Real estate and business interests can cause significant problems.

To minimize risk, you need to sell all residences in a state. Some states say if you maintain an abode to which you can return, you never intended to permanently leave, even if you rent it to others. If you
want a place to return to in a state, at a minimum you should downsize. Sell the old place and buy a smaller one. Or rent a new place instead of owning a property. But even these measures have risks in an
aggressive state.

States that use a subjective test generally say that if you remain actively involved in a business there, you haven’t left the state. To leave these states, you have to sell the business or at least become a passive investor. It also is not a good idea to leave behind valuable items such as jewelry, furs and art.
Many states consider that leaving valuable items, even in storage, is a significant contact that triggers taxation.

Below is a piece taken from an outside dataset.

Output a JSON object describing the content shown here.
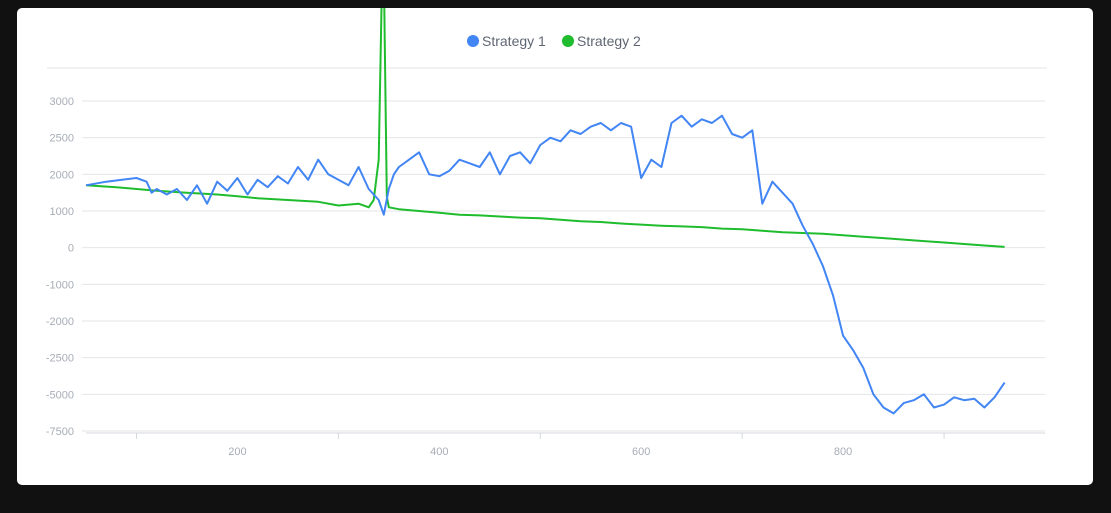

Don’t play games. Don’t leave gray areas or inconsistencies that allow a state to assert you are resident there. A common mistake is to keep a boat or vehicle registered in the old state because the property taxes or registration fees are lower. Another frequent mistake is for someone to tell the state he is a passive investor in a business but assert active investor status on the federal income tax return, where it can result in big tax savings. Another bad ploy: Tell an insurance company you are resident in one
state because premiums are lower for its residents, but tell the state you are resident elsewhere. An aggressive state will look at these and other documents and pounce on inconsistencies. These actions could trigger fraud penalties in addition to a tax bill.

Some tax departments are more aggressive than ever, especially in states that are losing residents. With lower federal taxes, state levies are relatively more significant than they used to be. Don’t give a state an
incentive to troll through your telephone, credit card and other records. Let the state auditors believe their time is better spent elsewhere by clearly establishing you definitely moved.